Lina foi presa por tráfico de droga. Esteve dois anos e meio no Estabelecimento Prisional de Tires e, depois de cumprida a penitência, saiu em liberdade. É fácil, mas injusto, resumir e simplificar a história de uma reclusa a duas linhas de texto, porque a realidade é nebulosa.

Lina nasceu na Colômbia, numa região com um nome de um país europeu, a Arménia. Está na casa dos trinta, tem um filho com 15 anos e foi uma “situação de desespero” que a trouxe a Portugal, país que não conhece mas onde está presa. “Entrei aqui por ser correio”, conta Lina, “e acho que quem faz isso, faz por estupidez. Achava que, ao fazer isso, iria resolver um problema e o que fiz foi tornar as coisas piores. Se fosse agora, nunca na vida voltaria a fazê-lo. Foi uma situação de desespero. E a liberdade é a vida. Porque isto para mim não é vida.”

Na prisão, Lina tenta fazer o tempo passar mais depressa com o apoio de duas muletas: os livros e a costura. Quando não está a trabalhar, lê Isabel Allende e Gabriel García Márquez e, quando não está a ler, costura malas para o projeto Reklusa. Também escreve - um diário - mas confessa que assim que sair vai queimá-lo, “para começar uma nova vida”. Quando deixar para trás este capítulo, conta que “a primeira coisa que quero fazer é ver o meu menino, o meu companheiro. E logo começar a viver, normalmente, procurar um emprego e ver o que me espera no futuro”.

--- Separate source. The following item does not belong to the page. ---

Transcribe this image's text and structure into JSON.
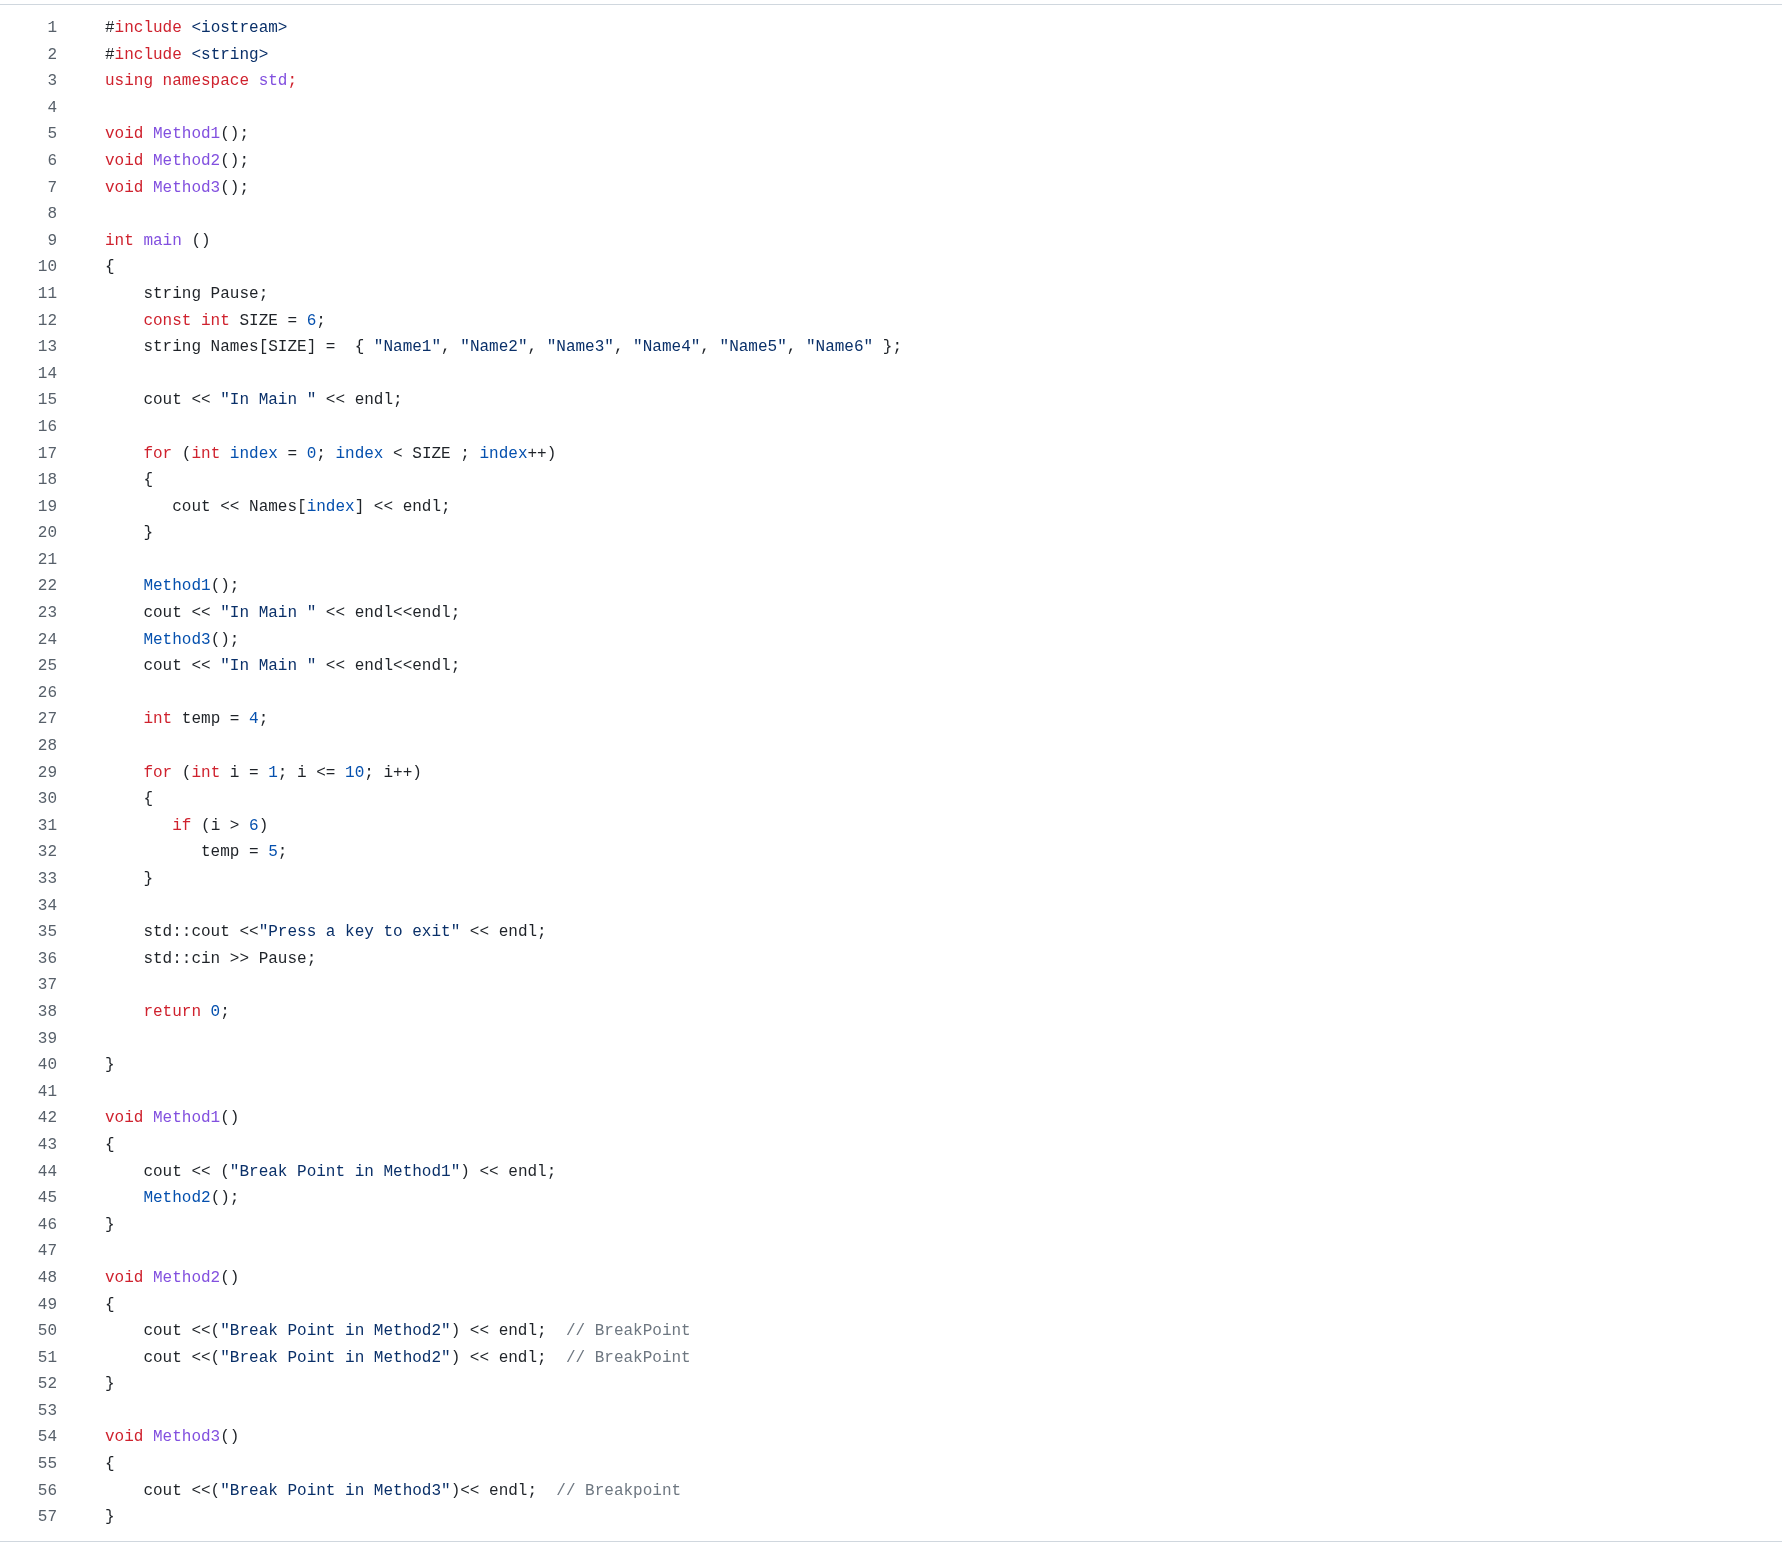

A história de Lina é relatada em “Ala Feminina”, o mais recente livro da jornalista Vanessa Rodrigues sobre prisões femininas, editado sob a chancela da Edições Desassossego. São dezassete as histórias passadas entre Talavera Bruce (Rio de Janeiro), Santa Cruz do Bispo (Matosinhos) e Tires (Cascais), estabelecimentos prisionais onde a jornalista entrou para "ouvir, escutar, partilhar…para nos levar a universos que nos são muitas vezes alheios”, diz ao SAPO24.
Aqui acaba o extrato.